Most patients with early-stage prostate cancer undergo either radical prostatectomy or radiotherapy as primary treatment, but it has been estimated that 27–53% of these men experience recurrence within 10 years. Based on the findings of a previous study, reported by Gerald Andriole and colleagues, which demonstrated that the 5ARI finasteride could delay PSA progression, Schröder and his team started ARTS to evaluate whether dutasteride could delay or prevent the progression of prostate cancer in patients with biochemical failure after definitive treatment.

ARTS accrued 294 men with asymptomatic PSA failure, which was defined according to the EAU guidelines for patients who had undergone radical prostatectomy and the Radiation Therapy Oncology Group–American Society for Therapeutic Radiology and Oncology 2005 Consensus Conference for those who had received radiation therapy. These men, from 64 centres across nine countries in Europe, were randomized to receive either 0.5 mg dutasteride (n = 147) or placebo (n = 147) once daily for 2 years, with PSA doubling time as the primary end point. After 2 years of treatment, dutasteride was found to significantly delay PSA doubling time compared with placebo, with a relative risk reduction of 66.1% (95% CI 50.35–76.90; P <0.001).

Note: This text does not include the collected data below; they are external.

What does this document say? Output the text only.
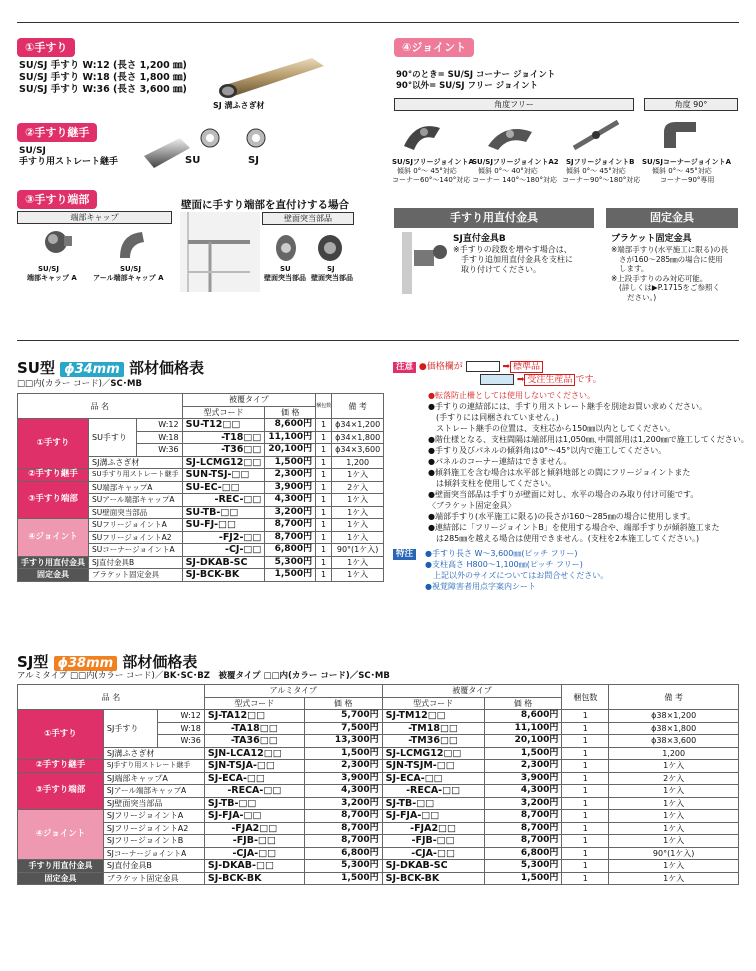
①手すり
SU/SJ 手すり W:12 (長さ 1,200 ㎜)
SU/SJ 手すり W:18 (長さ 1,800 ㎜)
SU/SJ 手すり W:36 (長さ 3,600 ㎜)
SJ 溝ふさぎ材
②手すり継手
SU/SJ
手すり用ストレート継手	SU	SJ
③手すり端部
端部キャップ
SU/SJ
端部キャップ A
SU/SJ
アール端部キャップ A
壁面に手すり端部を直付けする場合
壁面突当部品
SU
壁面突当部品
SJ
壁面突当部品
④ジョイント
90°のとき= SU/SJ コーナー ジョイント
90°以外= SU/SJ フリー ジョイント
角度フリー	角度 90°
SU/SJフリージョイントA
傾斜 0°～ 45°対応
コーナー60°～140°対応
SU/SJフリージョイントA2
傾斜 0°～ 40°対応
コーナー 140°～180°対応
SJフリージョイントB
傾斜 0°～ 45°対応
コーナー90°～180°対応
SU/SJコーナージョイントA
傾斜 0°～ 45°対応
コーナー90°専用
手すり用直付金具	固定金具
SJ直付金具B
※手すりの段数を増やす場合は、
手すり追加用直付金具を支柱に
取り付けてください。
ブラケット固定金具
※端部手すり(水平施工に限る)の長
さが160～285㎜の場合に使用
します。
※上段手すりのみ対応可能。
(詳しくは▶P.1715をご参照く
ださい。)
SU型 ϕ34mm 部材価格表
□□内(カラー コード)／SC･MB
品 名			被覆タイプ		梱包数	備 考
			型式コード	価 格		
①手すり	SU手すり	W:12	SU-T12□□	8,600円	1	ϕ34×1,200
		W:18	-T18□□	11,100円	1	ϕ34×1,800
		W:36	-T36□□	20,100円	1	ϕ34×3,600
	SJ溝ふさぎ材		SJ-LCMG12□□	1,500円	1	1,200
②手すり継手	SU手すり用ストレート継手		SUN-TSJ-□□	2,300円	1	1ケ入
③手すり端部	SU端部キャップA		SU-EC-□□	3,900円	1	2ケ入
	SUアール端部キャップA		-REC-□□	4,300円	1	1ケ入
	SU壁面突当部品		SU-TB-□□	3,200円	1	1ケ入
④ジョイント	SUフリージョイントA		SU-FJ-□□	8,700円	1	1ケ入
	SUフリージョイントA2		-FJ2-□□	8,700円	1	1ケ入
	SUコーナージョイントA		-CJ-□□	6,800円	1	90°(1ケ入)
手すり用直付金具	SJ直付金具B		SJ-DKAB-SC	5,300円	1	1ケ入
固定金具	ブラケット固定金具		SJ-BCK-BK	1,500円	1	1ケ入
注意 ●価格欄が	➡ 標準品
➡ 受注生産品 です。
●転落防止柵としては使用しないでください。
●手すりの連結部には、手すり用ストレート継手を別途お買い求めください。
　(手すりには同梱されていません。)
　ストレート継手の位置は、支柱芯から150㎜以内としてください。
●階仕様となる、支柱間隔は端部用は1,050㎜､中間部用は1,200㎜で施工してください。
●手すり及びパネルの傾斜角は0°～45°以内で施工してください。
●パネルのコーナー連結はできません。
●傾斜施工を含む場合は水平部と傾斜地部との間にフリージョイントまた
　は傾斜支柱を使用してください。
●壁面突当部品は手すりが壁面に対し、水平の場合のみ取り付け可能です。
〈ブラケット固定金具〉
●端部手すり(水平施工に限る)の長さが160～285㎜の場合に使用します。
●連結部に「フリージョイントB」を使用する場合や、端部手すりが傾斜施工また
　は285㎜を越える場合は使用できません。(支柱を2本施工してください。)
特注	●手すり長さ W～3,600㎜(ピッチ フリー)
●支柱高さ H800～1,100㎜(ピッチ フリー)
　上記以外のサイズについてはお問合せください。
●視覚障害者用点字案内シート
SJ型 ϕ38mm 部材価格表
アルミタイプ □□内(カラー コード)／BK･SC･BZ　 被覆タイプ □□内(カラー コード)／SC･MB
品 名			アルミタイプ		被覆タイプ		梱包数	備 考
			型式コード	価 格	型式コード	価 格		
①手すり	SJ手すり	W:12	SJ-TA12□□	5,700円	SJ-TM12□□	8,600円	1	ϕ38×1,200
		W:18	-TA18□□	7,500円	-TM18□□	11,100円	1	ϕ38×1,800
		W:36	-TA36□□	13,300円	-TM36□□	20,100円	1	ϕ38×3,600
	SJ溝ふさぎ材		SJN-LCA12□□	1,500円	SJ-LCMG12□□	1,500円	1	1,200
②手すり継手	SJ手すり用ストレート継手		SJN-TSJA-□□	2,300円	SJN-TSJM-□□	2,300円	1	1ケ入
③手すり端部	SJ端部キャップA		SJ-ECA-□□	3,900円	SJ-ECA-□□	3,900円	1	2ケ入
	SJアール端部キャップA		-RECA-□□	4,300円	-RECA-□□	4,300円	1	1ケ入
	SJ壁面突当部品		SJ-TB-□□	3,200円	SJ-TB-□□	3,200円	1	1ケ入
④ジョイント	SJフリージョイントA		SJ-FJA-□□	8,700円	SJ-FJA-□□	8,700円	1	1ケ入
	SJフリージョイントA2		-FJA2□□	8,700円	-FJA2□□	8,700円	1	1ケ入
	SJフリージョイントB		-FJB-□□	8,700円	-FJB-□□	8,700円	1	1ケ入
	SJコーナージョイントA		-CJA-□□	6,800円	-CJA-□□	6,800円	1	90°(1ケ入)
手すり用直付金具	SJ直付金具B		SJ-DKAB-□□	5,300円	SJ-DKAB-SC	5,300円	1	1ケ入
固定金具	ブラケット固定金具		SJ-BCK-BK	1,500円	SJ-BCK-BK	1,500円	1	1ケ入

Investigators chose to assess PSA doubling time because increasing PSA level is often the first indication of recurrence in these men, and is known to predate the clinical detection of metastatic disease by several years. To reinforce their findings, they analysed time to disease progression as a secondary end point, with a broad definition of disease progression that included PSA doubling time of ≤3 months, biopsy-confirmed increase in clinical T stage, the need for salvage therapy, and the presence of bone metastases. Using these criteria, dutasteride significantly delayed disease progression compared with placebo, with a relative risk reduction of 59% (95% CI 32.53–75.09; P <0.001). “If the speed of PSA rise is decreased, and if this correlates with parameters of clinical progression, this in my view proves an effect of the drug on prostate cancer growth,” says Schröder. “These findings are in line with the recently published REDEEM study, but not with the argumentation of the FDA.”

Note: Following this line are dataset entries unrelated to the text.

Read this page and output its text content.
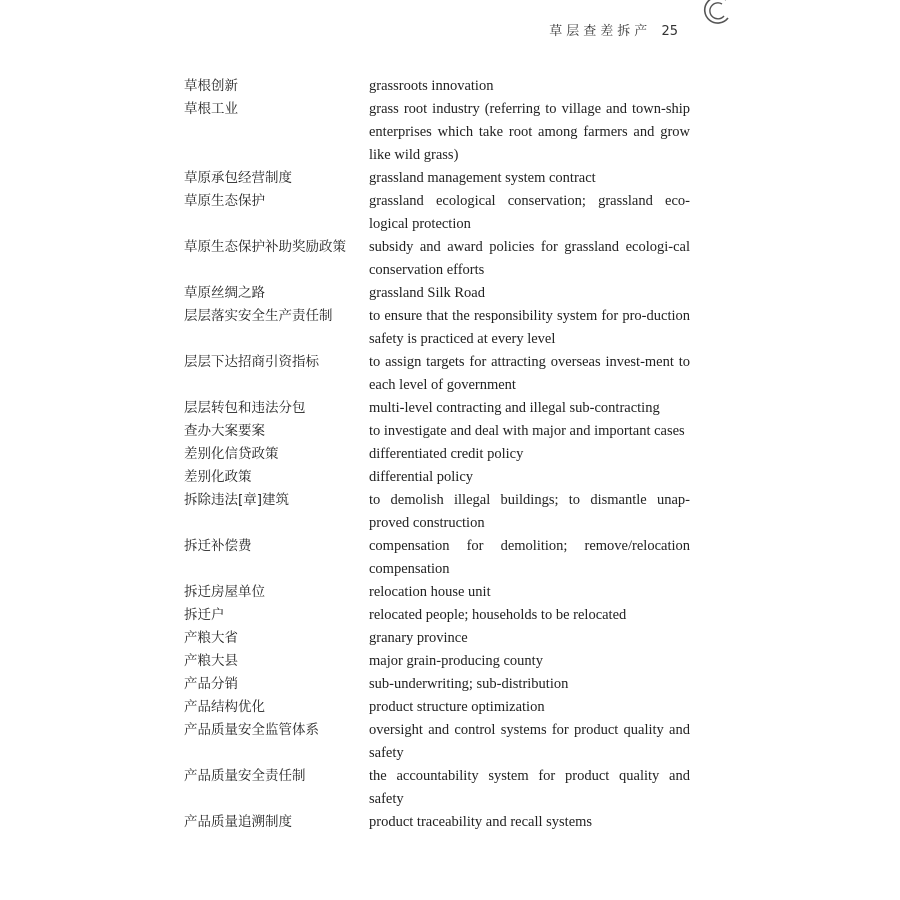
草层查差拆产 25
草根创新	grassroots innovation
草根工业	grass root industry (referring to village and town-ship enterprises which take root among farmers and grow like wild grass)
草原承包经营制度	grassland management system contract
草原生态保护	grassland ecological conservation; grassland eco-logical protection
草原生态保护补助奖励政策	subsidy and award policies for grassland ecologi-cal conservation efforts
草原丝绸之路	grassland Silk Road
层层落实安全生产责任制	to ensure that the responsibility system for pro-duction safety is practiced at every level
层层下达招商引资指标	to assign targets for attracting overseas invest-ment to each level of government
层层转包和违法分包	multi-level contracting and illegal sub-contracting
查办大案要案	to investigate and deal with major and important cases
差别化信贷政策	differentiated credit policy
差别化政策	differential policy
拆除违法[章]建筑	to demolish illegal buildings; to dismantle unap-proved construction
拆迁补偿费	compensation for demolition; remove/relocation compensation
拆迁房屋单位	relocation house unit
拆迁户	relocated people; households to be relocated
产粮大省	granary province
产粮大县	major grain-producing county
产品分销	sub-underwriting; sub-distribution
产品结构优化	product structure optimization
产品质量安全监管体系	oversight and control systems for product quality and safety
产品质量安全责任制	the accountability system for product quality and safety
产品质量追溯制度	product traceability and recall systems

The use of salvage therapy and the development of bone metastases are indeed indicators of clinical progression, but the number of patients affected in this study was small, and the effect of dutasteride on these parameters requires confirmation. Schröder told Nature Reviews Urology that a larger study with longer duration of follow-up and clinical progression as a primary end point would be the next step.

“In the meantime, it is left to the medical community to decide how to apply our results,” Schröder concludes. “I routinely offer a 5ARI to men with rising PSA levels as an alternative to radiotherapy or watchful waiting.” There is no denying that a medical treatment capable of delaying cancer progression with minimal adverse effects must be an appealing option for men experiencing biochemical failure.